Uma das mais interessantes
entrevistas do mestre Paulo dos Anjos foi concedida, em 1995, ao periódico
“Capoeirando”, da Universidade Estadual Paulista (Unicamp), de Campinas. Como
homenagem póstuma ao estimado mestre, a RC reproduz, abaixo, uma síntese dessa
entrevista:
Capoeirando:
Como ocorreu sua intimidade com a Capoeira?
Mestre Paulo
dos Anjos: Aprendi com o mestre Canjiquinha e participava das rodas na academia
do mestre Pastinha. Convivi com o mestre Gato Preto, ensinei com ele na Bahia e
também ensinei muito tempo na academia dele, em São Paulo.
Cap.: Por que
trocou a Bahia por São Paulo, na década de 70?
Paulo
dos Anjos: A situação estava ruim para mim, numa época de maré sem peixe e um
aluno — que treinava boxe comigo e sabia que eu jogava Capoeira — me convidou
para ir para São Paulo, e eu fui.
Cap.:
Continua ainda com suas aulas de Capoeira, em Salvador?
Paulo dos
Anjos: Eu tenho a Associação de Capoeira Angola, mas são os alunos que dão as
aulas. Eu dou aula no Salão Paroquial da Paz e alguns cursos fora da Bahia.
Cap.: Pela
sua vivência, acha que a Capoeira está mudando?
Paulo dos
Anjos: Para mim, nada mudou.

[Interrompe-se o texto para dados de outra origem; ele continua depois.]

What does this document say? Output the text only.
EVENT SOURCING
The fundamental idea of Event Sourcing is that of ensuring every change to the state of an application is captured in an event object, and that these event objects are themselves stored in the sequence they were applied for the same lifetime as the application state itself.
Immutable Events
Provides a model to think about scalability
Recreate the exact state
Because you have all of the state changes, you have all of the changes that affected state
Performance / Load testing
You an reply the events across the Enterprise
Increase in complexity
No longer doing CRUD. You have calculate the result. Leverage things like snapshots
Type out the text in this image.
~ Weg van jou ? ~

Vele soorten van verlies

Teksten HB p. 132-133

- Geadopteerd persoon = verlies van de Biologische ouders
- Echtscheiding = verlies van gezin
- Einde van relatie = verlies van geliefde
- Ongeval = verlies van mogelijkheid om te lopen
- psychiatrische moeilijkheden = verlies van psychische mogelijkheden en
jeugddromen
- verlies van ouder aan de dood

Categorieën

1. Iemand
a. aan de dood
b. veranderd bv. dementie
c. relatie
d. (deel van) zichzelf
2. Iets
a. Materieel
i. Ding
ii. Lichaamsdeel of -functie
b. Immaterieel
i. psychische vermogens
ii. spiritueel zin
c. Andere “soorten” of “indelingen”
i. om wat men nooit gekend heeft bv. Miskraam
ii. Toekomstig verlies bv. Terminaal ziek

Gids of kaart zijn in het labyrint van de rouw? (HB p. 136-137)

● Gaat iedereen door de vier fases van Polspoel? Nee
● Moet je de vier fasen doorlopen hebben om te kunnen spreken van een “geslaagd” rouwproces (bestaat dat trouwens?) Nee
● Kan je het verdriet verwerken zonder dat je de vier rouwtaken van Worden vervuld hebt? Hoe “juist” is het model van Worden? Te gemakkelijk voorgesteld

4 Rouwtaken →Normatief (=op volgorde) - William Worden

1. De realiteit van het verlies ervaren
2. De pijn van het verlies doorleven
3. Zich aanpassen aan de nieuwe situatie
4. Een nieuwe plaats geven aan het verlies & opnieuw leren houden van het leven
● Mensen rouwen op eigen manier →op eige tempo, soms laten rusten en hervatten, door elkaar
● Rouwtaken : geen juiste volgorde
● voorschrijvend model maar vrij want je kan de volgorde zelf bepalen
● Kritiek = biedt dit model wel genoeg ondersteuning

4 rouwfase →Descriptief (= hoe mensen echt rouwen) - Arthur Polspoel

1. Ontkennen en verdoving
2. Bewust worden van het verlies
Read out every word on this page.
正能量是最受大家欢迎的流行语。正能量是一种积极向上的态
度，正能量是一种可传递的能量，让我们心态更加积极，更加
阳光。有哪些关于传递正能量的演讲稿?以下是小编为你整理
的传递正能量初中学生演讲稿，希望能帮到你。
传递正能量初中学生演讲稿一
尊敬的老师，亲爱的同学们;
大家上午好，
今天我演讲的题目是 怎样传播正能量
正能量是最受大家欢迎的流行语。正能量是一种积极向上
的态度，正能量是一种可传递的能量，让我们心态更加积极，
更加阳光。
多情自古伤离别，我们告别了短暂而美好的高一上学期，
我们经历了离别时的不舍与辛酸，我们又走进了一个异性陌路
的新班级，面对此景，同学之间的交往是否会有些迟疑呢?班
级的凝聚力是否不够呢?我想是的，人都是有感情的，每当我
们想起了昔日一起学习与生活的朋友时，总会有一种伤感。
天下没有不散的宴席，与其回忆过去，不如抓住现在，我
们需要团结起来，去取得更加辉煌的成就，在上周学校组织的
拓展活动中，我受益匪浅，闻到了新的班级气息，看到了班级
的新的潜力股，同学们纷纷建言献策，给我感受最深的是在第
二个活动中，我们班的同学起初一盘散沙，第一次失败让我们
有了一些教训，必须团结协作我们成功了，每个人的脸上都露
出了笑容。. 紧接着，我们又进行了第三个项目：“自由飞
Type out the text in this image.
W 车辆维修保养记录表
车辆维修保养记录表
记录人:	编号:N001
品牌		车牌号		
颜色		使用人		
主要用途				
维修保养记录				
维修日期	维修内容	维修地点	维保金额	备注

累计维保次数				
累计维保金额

Eu continuo fazendo a Capoeira Angola conforme a
tradição. Eu sempre fui um angoleiro. Nem discuto a Regional porque não
conheço, nem entendo. Se eu não entendo, não tenho que dar uma de entendedor!
Cap.: E como
é essa questão da tradição?
Paulo dos
Anjos: Tem que ter um cara mais velho do que eu para explicar.
Cap.: A
tradição incluía o uso da navalha?
Paulo dos
Anjos: Sempre teve gaiato, desordeiro com navalha. Safado, nunca deixou de ter
(na Capoeira), mas uma coisa existia e parece que não existe mais: o respeito.
Agora, tem moleque de vinte anos que, só porque dá um bocado de pulos, desafia
o mestre e chama para brigar!
Cap.: Por que
não se joga mais com navalha?
Paulo dos
Anjos: Porque nunca se jogou Capoeira com navalha. Botar (navalha) no pé para
jogar? Isso é mentira. É só
exibição! É só show!
Cap.: Mesmo
na antiga capoeira de rua não tinha navalha?
Paulo
dos Anjos: Tinha, mas era no bolso do capoeirista. Para botar no pé e sair
cortando, é mentira. Tem gente boa por aí que, se você pegar uma faca na mão e
não for macho mesmo, ele toma a faca e ainda bate em você. Imagine por navalha
no pé para sair cortando todo mundo! Isso é fantasia para enganar criança boba!